I governi cadono quando perdono la maggioranza parlamentare che li sostiene, non quando si perde un referendum (tranne Renzi che ha mantenuto l’impegno). Non si preoccupi: Conte non cadrà; non a causa del referendum, almeno.

Vogliamo davvero contrastare Salvini e i suoi disegni egemoni? Vogliamo davvero consentire l’emancipazione dell’Italia verso le grandi democrazie europee? Vogliamo davvero impedire alle lobbies di controllare il Parlamento? Se vogliamo tutto questo l’unica strada possibile è bocciare questa assurda riforma che nulla cambia nei meccanismi delle nostre istituzioni.

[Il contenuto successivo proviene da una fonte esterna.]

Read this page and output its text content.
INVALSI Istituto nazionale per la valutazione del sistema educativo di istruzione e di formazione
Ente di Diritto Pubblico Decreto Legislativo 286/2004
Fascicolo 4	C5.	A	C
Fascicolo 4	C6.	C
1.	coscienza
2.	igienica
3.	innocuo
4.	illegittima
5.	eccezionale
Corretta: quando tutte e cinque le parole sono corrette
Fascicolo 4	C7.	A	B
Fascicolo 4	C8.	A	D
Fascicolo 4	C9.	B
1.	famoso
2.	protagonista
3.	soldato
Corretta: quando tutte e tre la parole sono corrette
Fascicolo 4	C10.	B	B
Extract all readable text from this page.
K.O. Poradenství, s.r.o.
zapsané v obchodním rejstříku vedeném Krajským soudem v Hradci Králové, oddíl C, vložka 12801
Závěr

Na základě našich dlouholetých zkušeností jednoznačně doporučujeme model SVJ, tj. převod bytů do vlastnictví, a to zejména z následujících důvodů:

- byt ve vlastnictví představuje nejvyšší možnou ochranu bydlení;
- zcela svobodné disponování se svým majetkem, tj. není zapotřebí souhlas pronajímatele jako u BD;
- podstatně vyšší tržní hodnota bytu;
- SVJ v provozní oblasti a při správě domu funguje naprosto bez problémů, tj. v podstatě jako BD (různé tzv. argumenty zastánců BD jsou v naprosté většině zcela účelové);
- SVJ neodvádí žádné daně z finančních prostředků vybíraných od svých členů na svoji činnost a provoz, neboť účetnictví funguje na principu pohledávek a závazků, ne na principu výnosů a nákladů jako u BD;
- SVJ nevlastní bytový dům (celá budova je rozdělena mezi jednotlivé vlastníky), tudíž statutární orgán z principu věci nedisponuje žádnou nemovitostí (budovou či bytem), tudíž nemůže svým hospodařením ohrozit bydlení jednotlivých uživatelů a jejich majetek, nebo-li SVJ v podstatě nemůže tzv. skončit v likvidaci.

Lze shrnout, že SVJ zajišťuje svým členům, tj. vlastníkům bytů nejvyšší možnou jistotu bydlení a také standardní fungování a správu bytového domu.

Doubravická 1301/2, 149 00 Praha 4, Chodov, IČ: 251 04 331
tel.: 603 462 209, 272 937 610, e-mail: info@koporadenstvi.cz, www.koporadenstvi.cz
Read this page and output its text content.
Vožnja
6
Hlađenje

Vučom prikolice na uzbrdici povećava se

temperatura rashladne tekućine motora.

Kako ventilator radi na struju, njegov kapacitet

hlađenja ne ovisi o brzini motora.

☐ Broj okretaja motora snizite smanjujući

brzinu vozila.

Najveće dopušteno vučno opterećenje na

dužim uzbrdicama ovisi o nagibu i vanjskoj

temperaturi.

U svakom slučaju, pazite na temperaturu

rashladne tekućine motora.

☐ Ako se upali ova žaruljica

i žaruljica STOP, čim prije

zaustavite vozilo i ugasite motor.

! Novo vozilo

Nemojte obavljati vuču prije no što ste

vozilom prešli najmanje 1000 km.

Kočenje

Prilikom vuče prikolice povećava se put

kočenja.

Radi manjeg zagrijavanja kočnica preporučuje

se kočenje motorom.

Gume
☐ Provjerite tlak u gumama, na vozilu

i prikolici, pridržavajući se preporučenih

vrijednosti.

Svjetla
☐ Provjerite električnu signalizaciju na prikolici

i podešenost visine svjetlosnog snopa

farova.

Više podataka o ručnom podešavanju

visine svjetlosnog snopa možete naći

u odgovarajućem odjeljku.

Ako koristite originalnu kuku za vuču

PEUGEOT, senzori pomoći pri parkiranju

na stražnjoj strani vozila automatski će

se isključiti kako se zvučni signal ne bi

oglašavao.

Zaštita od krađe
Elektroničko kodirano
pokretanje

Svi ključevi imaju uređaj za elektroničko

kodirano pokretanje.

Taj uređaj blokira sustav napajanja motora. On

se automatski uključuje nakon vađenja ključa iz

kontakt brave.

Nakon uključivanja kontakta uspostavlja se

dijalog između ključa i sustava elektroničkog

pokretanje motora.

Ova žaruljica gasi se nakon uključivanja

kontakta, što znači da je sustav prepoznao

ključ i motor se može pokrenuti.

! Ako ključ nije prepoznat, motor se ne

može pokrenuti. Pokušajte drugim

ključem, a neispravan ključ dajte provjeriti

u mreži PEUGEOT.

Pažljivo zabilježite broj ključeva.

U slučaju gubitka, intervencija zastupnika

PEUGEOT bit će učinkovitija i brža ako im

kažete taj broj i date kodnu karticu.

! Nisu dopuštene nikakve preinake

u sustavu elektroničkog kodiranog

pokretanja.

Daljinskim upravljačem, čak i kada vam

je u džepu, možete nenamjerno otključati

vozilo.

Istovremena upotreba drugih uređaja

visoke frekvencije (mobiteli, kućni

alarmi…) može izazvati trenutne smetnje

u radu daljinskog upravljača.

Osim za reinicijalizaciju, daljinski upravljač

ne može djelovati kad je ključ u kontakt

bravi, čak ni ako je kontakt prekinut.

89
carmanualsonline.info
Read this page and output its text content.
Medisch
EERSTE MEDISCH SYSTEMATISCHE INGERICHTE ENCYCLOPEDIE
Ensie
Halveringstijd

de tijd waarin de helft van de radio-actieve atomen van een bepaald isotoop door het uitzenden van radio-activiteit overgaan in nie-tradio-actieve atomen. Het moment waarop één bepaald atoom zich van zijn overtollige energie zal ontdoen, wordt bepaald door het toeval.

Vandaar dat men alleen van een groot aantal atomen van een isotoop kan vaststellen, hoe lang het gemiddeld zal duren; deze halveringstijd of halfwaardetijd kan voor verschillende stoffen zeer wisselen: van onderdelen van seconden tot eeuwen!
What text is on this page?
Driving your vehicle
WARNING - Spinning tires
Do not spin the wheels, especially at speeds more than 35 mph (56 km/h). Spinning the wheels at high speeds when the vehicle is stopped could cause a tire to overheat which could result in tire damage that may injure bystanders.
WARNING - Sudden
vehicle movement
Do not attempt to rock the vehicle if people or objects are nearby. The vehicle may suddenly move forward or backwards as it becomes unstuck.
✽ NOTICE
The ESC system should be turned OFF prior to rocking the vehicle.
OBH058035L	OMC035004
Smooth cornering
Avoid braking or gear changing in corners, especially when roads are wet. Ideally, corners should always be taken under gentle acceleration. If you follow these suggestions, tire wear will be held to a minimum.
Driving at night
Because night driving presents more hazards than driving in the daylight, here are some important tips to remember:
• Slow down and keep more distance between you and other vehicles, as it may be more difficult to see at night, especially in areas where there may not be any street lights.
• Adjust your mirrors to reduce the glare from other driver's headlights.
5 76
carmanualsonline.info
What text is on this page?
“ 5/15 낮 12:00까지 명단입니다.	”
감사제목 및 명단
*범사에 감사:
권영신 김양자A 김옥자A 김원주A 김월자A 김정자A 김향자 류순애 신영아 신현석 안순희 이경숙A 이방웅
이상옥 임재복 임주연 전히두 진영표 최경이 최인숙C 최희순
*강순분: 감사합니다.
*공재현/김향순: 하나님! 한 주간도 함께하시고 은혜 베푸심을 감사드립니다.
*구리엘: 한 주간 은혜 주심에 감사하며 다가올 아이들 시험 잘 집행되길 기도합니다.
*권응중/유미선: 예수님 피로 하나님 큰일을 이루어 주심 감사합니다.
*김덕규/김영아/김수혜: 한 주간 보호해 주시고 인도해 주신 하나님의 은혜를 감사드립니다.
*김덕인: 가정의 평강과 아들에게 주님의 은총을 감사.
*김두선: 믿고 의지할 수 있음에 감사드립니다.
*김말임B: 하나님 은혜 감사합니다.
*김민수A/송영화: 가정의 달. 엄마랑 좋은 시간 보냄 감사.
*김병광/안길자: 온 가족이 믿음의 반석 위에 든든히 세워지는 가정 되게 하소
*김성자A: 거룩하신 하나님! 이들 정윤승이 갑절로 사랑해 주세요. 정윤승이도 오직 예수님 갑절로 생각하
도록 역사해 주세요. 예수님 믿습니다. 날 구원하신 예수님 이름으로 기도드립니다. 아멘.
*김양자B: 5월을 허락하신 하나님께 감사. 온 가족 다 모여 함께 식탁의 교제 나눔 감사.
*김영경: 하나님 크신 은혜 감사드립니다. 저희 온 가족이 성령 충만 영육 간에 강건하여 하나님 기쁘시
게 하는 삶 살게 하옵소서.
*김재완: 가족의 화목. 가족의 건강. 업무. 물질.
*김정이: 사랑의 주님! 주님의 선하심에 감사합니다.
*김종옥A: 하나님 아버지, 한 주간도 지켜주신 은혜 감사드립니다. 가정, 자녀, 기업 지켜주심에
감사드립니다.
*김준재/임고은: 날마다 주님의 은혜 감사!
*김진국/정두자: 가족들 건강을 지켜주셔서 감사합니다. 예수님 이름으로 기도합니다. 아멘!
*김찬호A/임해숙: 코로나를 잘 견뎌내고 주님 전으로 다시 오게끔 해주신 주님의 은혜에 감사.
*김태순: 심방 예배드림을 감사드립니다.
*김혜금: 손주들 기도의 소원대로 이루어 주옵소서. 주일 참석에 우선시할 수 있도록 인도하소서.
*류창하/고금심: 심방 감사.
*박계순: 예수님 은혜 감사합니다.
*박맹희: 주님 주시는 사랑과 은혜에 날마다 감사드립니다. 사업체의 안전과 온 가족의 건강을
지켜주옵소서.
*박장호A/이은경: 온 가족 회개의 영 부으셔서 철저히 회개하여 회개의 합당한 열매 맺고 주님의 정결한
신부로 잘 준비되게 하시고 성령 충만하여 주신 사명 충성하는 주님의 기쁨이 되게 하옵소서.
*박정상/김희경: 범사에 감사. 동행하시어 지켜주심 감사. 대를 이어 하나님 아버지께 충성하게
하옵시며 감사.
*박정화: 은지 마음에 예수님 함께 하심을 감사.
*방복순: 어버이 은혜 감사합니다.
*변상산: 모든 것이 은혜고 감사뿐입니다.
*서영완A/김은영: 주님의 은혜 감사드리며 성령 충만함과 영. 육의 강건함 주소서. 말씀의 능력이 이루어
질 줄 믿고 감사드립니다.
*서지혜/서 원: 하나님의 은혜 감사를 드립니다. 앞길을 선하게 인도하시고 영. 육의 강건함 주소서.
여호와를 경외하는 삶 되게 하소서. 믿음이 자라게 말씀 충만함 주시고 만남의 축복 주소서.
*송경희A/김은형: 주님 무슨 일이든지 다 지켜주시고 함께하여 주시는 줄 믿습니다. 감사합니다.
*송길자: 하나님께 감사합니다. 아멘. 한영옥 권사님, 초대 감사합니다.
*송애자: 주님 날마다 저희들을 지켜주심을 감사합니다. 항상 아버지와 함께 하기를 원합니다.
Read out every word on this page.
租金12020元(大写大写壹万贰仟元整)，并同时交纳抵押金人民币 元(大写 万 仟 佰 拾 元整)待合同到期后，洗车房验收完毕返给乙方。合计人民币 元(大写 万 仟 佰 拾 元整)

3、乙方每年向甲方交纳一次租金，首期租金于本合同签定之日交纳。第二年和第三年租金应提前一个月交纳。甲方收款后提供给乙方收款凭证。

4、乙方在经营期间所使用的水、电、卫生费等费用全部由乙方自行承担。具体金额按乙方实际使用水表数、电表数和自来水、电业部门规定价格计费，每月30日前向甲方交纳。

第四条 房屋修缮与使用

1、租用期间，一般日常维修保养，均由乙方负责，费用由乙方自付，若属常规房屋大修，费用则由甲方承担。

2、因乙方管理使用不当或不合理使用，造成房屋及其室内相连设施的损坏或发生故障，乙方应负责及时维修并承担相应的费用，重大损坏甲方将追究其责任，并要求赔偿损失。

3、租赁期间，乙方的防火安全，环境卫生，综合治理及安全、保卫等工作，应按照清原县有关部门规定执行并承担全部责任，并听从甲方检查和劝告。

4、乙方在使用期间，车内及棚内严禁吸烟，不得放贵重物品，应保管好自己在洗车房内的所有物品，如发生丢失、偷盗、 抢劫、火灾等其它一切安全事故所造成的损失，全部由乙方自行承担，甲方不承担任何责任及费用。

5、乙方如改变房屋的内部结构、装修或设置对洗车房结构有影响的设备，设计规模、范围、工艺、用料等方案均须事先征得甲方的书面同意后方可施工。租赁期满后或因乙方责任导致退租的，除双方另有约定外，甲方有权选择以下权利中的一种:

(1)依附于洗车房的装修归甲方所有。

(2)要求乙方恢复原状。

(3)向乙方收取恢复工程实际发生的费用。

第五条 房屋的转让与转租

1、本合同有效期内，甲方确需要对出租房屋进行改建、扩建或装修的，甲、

Dobbiamo sforzarci di superare il lancio di monetine che sembra ormai dominare la Politica; dobbiamo sforzarci di vedere nella Politica la risposta organizzata alle esigenze del Popolo; dobbiamo fare di tutto per superare questa visione (sbagliata, sbagliatissima) che immagina il politico ladro e corrotto “a prescindere”; dobbiamo comprendere che, assecondando il disegno di Salvini, consegneremo le nostre istituzioni alle lobbies di interesse che quelle istituzioni inizieranno a occupare.

Un ultimo richiamo agli amici della sinistra riformista.
Il voto parlamentare (basta analizzare i fatti) alla riforma di Salvini è stato sostanzialmente imposto dal Movimento 5 Stelle al Partito Democratico. Matteo Renzi non ha dichiarato la propria posizione (e mai lo farà) in merito al referendum per evitare di “personalizzare” anche questa consultazione popolare. Immaginare di iniziare dagli effetti della riforma Boschi-Renzi (la riduzione del numero) piuttosto che dai presupposti (riforma dei meccanismi istituzionali) è infantile ed è – soprattutto – pericoloso perché inchioderà per altri cinquant’anni il Paese al bicameralismo.

Il 20 e il 21 settembre (mancano ormai pochi giorni) abbiamo il dovere di bloccare la deriva autoritaria voluta dal sodalizio Lega-M5s!